My voice had grown almost inaudible, so I set off once more.
“Please, you have to understand. I’m not in love with you and I doubt I ever will be. In fact, I’m not even sure I want to see you again. I’
m sorry, Roz. Really I am, but you must understand this can’t go anywhere. There’d be no future in it. Please try to understand. Please, Roz.”

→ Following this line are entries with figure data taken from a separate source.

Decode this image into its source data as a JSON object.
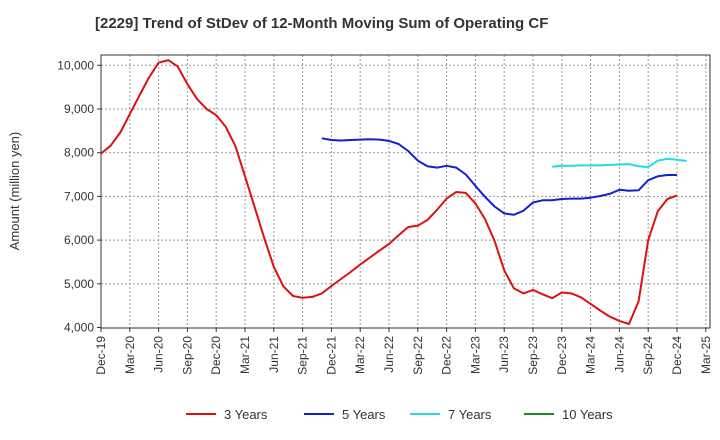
{
  "chart_data": {
    "type": "line",
    "title": "[2229]  Trend of StDev of 12-Month Moving Sum of Operating CF",
    "xlabel": "",
    "ylabel": "Amount (million yen)",
    "ylim": [
      4000,
      10300
    ],
    "yticks": [
      4000,
      5000,
      6000,
      7000,
      8000,
      9000,
      10000
    ],
    "ytick_labels": [
      "4,000",
      "5,000",
      "6,000",
      "7,000",
      "8,000",
      "9,000",
      "10,000"
    ],
    "xtick_labels": [
      "Dec-19",
      "Mar-20",
      "Jun-20",
      "Sep-20",
      "Dec-20",
      "Mar-21",
      "Jun-21",
      "Sep-21",
      "Dec-21",
      "Mar-22",
      "Jun-22",
      "Sep-22",
      "Dec-22",
      "Mar-23",
      "Jun-23",
      "Sep-23",
      "Dec-23",
      "Mar-24",
      "Jun-24",
      "Sep-24",
      "Dec-24",
      "Mar-25"
    ],
    "x_start": "Dec-19",
    "grid": true,
    "legend_position": "bottom",
    "series": [
      {
        "name": "3 Years",
        "color": "#dd1111",
        "start": "Dec-19",
        "values": [
          7980,
          8160,
          8460,
          8880,
          9310,
          9720,
          10060,
          10120,
          9970,
          9570,
          9230,
          9000,
          8860,
          8590,
          8150,
          7460,
          6760,
          6050,
          5390,
          4940,
          4720,
          4680,
          4700,
          4780,
          4950,
          5110,
          5270,
          5440,
          5600,
          5760,
          5910,
          6110,
          6300,
          6330,
          6460,
          6690,
          6950,
          7100,
          7080,
          6840,
          6480,
          5980,
          5310,
          4900,
          4780,
          4860,
          4760,
          4670,
          4800,
          4780,
          4690,
          4540,
          4390,
          4250,
          4150,
          4080,
          4600,
          6000,
          6660,
          6940,
          7020
        ]
      },
      {
        "name": "5 Years",
        "color": "#1122cc",
        "start": "Nov-21",
        "values": [
          8330,
          8290,
          8280,
          8290,
          8300,
          8310,
          8300,
          8270,
          8200,
          8040,
          7820,
          7690,
          7660,
          7700,
          7660,
          7500,
          7240,
          6990,
          6770,
          6610,
          6580,
          6670,
          6860,
          6910,
          6910,
          6940,
          6950,
          6950,
          6970,
          7010,
          7060,
          7150,
          7130,
          7140,
          7370,
          7460,
          7490,
          7490
        ]
      },
      {
        "name": "7 Years",
        "color": "#22dddd",
        "start": "Nov-23",
        "values": [
          7680,
          7700,
          7700,
          7710,
          7710,
          7710,
          7720,
          7730,
          7740,
          7690,
          7670,
          7820,
          7860,
          7840,
          7810
        ]
      },
      {
        "name": "10 Years",
        "color": "#228822",
        "start": "Dec-24",
        "values": []
      }
    ]
  }
}
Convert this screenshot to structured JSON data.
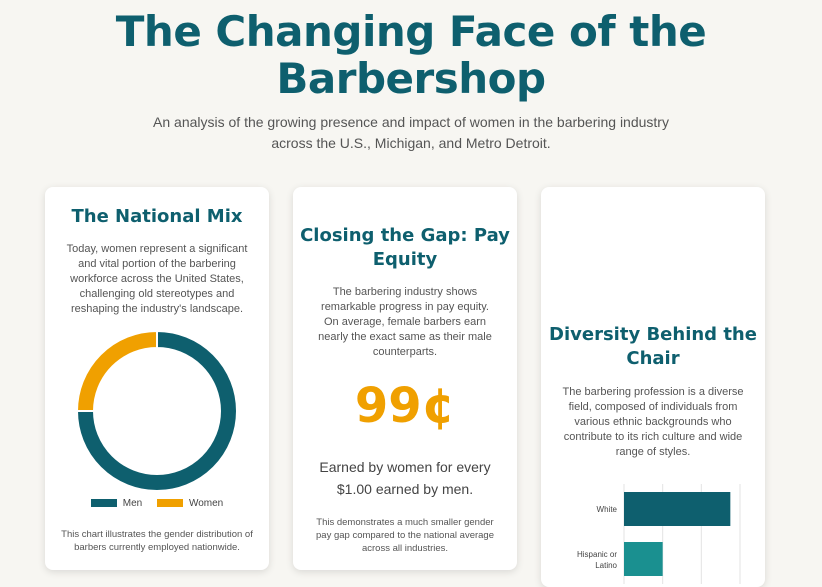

I had said it and the harsh polemic finally faltered and died. But all I had achieved was to draw a mantle of depression firmly over my own heart as well as hers. So, to mask the feeling still reflecting in my eyes, I remember turning abruptly and staring out over the veranda at the familiar but now strangely blurred skyline. Tears pricked my eyelids and behind me I heard Roz stepping back as though she had been slapped. Given the unexpected sting of the confrontation, she might as well have been. Too numb to reply, she stared at the only bit of me she could see. My stiffened back, which was trying desperately to shut her out, daring her to cross the divide. Biting back the tears, however, she refused to leave immediately, refused to believe she had just been summarily dismissed.
“How could you say that? You know we’re good together. And who do you think you are, anyway?” A sudden need to strike back loosened her tongue. “You were happy enough to have me here when you really needed company. You were pleased enough to see me then. And what about yesterday? Are you going to tell me that meant nothing to you?”
Accompanying her declaration, a picture of that event floated into my mind. The two of us together at the end of the track that led from home, revelling in the solitude, the silence, holding hands, watching a pair of buzzards wheel and dip in the turquoise sky as they rode the long thermals, feathers glinting in unison as soaring, synchronised flight took them through lazy arcs past the flaring sun. I had managed the short walk with just a stick, crutches firmly put aside and, with the exercise my spirits had lifted and she had no doubt sensed the black cloud shredding away in the warmth of our mutual attraction. Animated conversation and slow, affectionate laughter had punctuated each precious minute, but now all that had been changed by my sudden outburst, which still clutched her in bewildered disbelief. The abyss of rejection yawned wide and cruel, so coldly insensitive in the strength of its finality. Yet she had stood her ground for what seemed an age, hearing only the slow ticking of the old grandfather clock in the passageway behind her. Dazed.